The book is a recounting of his memory of an alternative consciousness that he discovered while in the coma. In his telling, Alexander descends into a dark landscape of primordial ooze, then gradually ascends toward a higher world of color, light and celestial music. Lifted by butterfly wings, he encounters an angelic young woman and finally finds himself in the presence of a divine being that he calls “Om,” for the sound he hears in this presence.
“So I was communicating directly with God? Absolutely.” Alexander writes. “Expressed that way, it sounds grandiose. But when it was happening, it didn’t feel that way. Instead, I felt like I was doing what every soul is able to do when they leave their bodies.”
Alexander did ultimately recover, defying doctors’ predictions, and he has spent his life since spreading his message to very receptive audiences. He will make appearances in Durham April 27 and 28 to discuss his experiences.
But Alexander’s story also has raised doubts, even skepticism. A writer for Esquire Magazine found inconsistencies in the story – that the coma was not caused by E. coli but medically induced and other questions about the medical treatment. He also discovered that Alexander, at the time of his coma, was being sued for malpractice and had lost his surgical privileges at more than one hospital.
The Esquire article, published in 2013, was rebutted in a lengthy article in a journal of Near Death Experiences.
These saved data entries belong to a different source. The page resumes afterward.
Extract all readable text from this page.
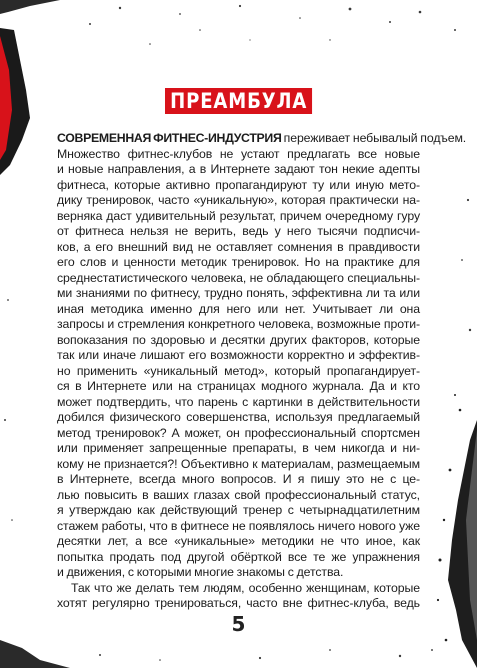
ПРЕАМБУЛА
СОВРЕМЕННАЯ ФИТНЕС-ИНДУСТРИЯ переживает небывалый подъем.
Множество фитнес-клубов не устают предлагать все новые
и новые направления, а в Интернете задают тон некие адепты
фитнеса, которые активно пропагандируют ту или иную мето-
дику тренировок, часто «уникальную», которая практически на-
верняка даст удивительный результат, причем очередному гуру
от фитнеса нельзя не верить, ведь у него тысячи подписчи-
ков, а его внешний вид не оставляет сомнения в правдивости
его слов и ценности методик тренировок. Но на практике для
среднестатистического человека, не обладающего специальны-
ми знаниями по фитнесу, трудно понять, эффективна ли та или
иная методика именно для него или нет. Учитывает ли она
запросы и стремления конкретного человека, возможные проти-
вопоказания по здоровью и десятки других факторов, которые
так или иначе лишают его возможности корректно и эффектив-
но применить «уникальный метод», который пропагандирует-
ся в Интернете или на страницах модного журнала. Да и кто
может подтвердить, что парень с картинки в действительности
добился физического совершенства, используя предлагаемый
метод тренировок? А может, он профессиональный спортсмен
или применяет запрещенные препараты, в чем никогда и ни-
кому не признается?! Объективно к материалам, размещаемым
в Интернете, всегда много вопросов. И я пишу это не с це-
лью повысить в ваших глазах свой профессиональный статус,
я утверждаю как действующий тренер с четырнадцатилетним
стажем работы, что в фитнесе не появлялось ничего нового уже
десятки лет, а все «уникальные» методики не что иное, как
попытка продать под другой обёрткой все те же упражнения
и движения, с которыми многие знакомы с детства.
Так что же делать тем людям, особенно женщинам, которые
хотят регулярно тренироваться, часто вне фитнес-клуба, ведь
5
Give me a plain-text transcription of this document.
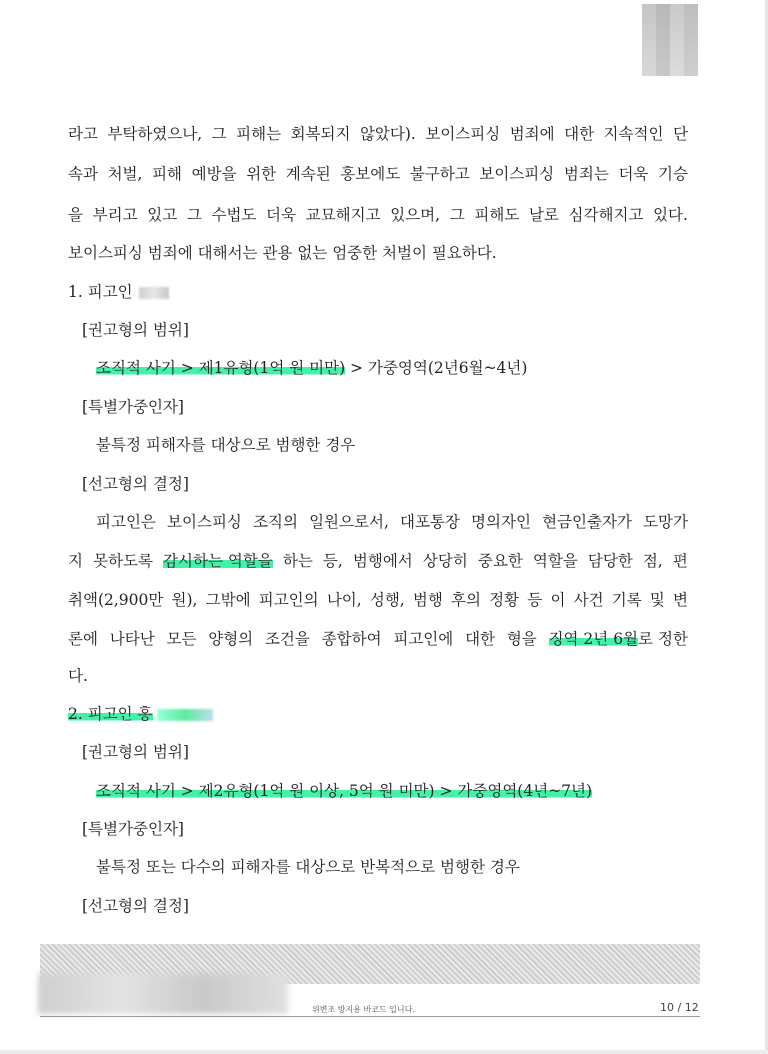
라고 부탁하였으나, 그 피해는 회복되지 않았다). 보이스피싱 범죄에 대한 지속적인 단
속과 처벌, 피해 예방을 위한 계속된 홍보에도 불구하고 보이스피싱 범죄는 더욱 기승
을 부리고 있고 그 수법도 더욱 교묘해지고 있으며, 그 피해도 날로 심각해지고 있다.
보이스피싱 범죄에 대해서는 관용 없는 엄중한 처벌이 필요하다.
1. 피고인
[권고형의 범위]
조직적 사기 > 제1유형(1억 원 미만) > 가중영역(2년6월~4년)
[특별가중인자]
불특정 피해자를 대상으로 범행한 경우
[선고형의 결정]
피고인은 보이스피싱 조직의 일원으로서, 대포통장 명의자인 현금인출자가 도망가
지 못하도록 감시하는 역할을 하는 등, 범행에서 상당히 중요한 역할을 담당한 점, 편
취액(2,900만 원), 그밖에 피고인의 나이, 성행, 범행 후의 정황 등 이 사건 기록 및 변
론에 나타난 모든 양형의 조건을 종합하여 피고인에 대한 형을 징역 2년 6월로 정한
다.
2. 피고인 홍
[권고형의 범위]
조직적 사기 > 제2유형(1억 원 이상, 5억 원 미만) > 가중영역(4년~7년)
[특별가중인자]
불특정 또는 다수의 피해자를 대상으로 반복적으로 범행한 경우
[선고형의 결정]
위변조 방지용 바코드 입니다.	10 / 12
Nevertheless, the disclosures of his professional problems raised doubts for me. In our study group, there was a sense that, dubious as Alexander’s claims might be, his assertion of a consciousness that transcends death seems credible and, at the least, is spiritually comforting.
It is common in medicine to encounter patients who relate near-death experiences. So common, that research has identified typical elements of an NDE, including moving through a tunnel, communication with light, observations of colors and a celestial landscape.
Recently, two friends – one a doctor, the other a PhD scientist - related to me personal experiences.
My friend David Warner, a Duke anesthesiologist, says he had such an experience when he had cardiac arrest years ago. Before he was resuscitated, he saw lights that reminded him of “2001 A Space Odyssey.”
“The lights weren’t really the element that leaves me to this day feeling (while not hoping for) not afraid of death,” he told me. “It was the warm serene feeling that accompanied the lights. Peace, is really the best word for it.”
Thankfully, Warner survived his experience and has gone on to be a pioneering medical researcher.
I have my doubts about details of Alexander’s story. But I find truth in his conclusion that there is a consciousness unique to humans that binds us to one another and, maybe, to a broader universe.
On the question of miracles, I fall back on an insight shared by my current favorite author, Jim Harrison, in his book “Returning to Earth,” about the impending death of his friend Donald: “To care for Donald in his present state is to finally understand that there are no miracles, except that we exist.”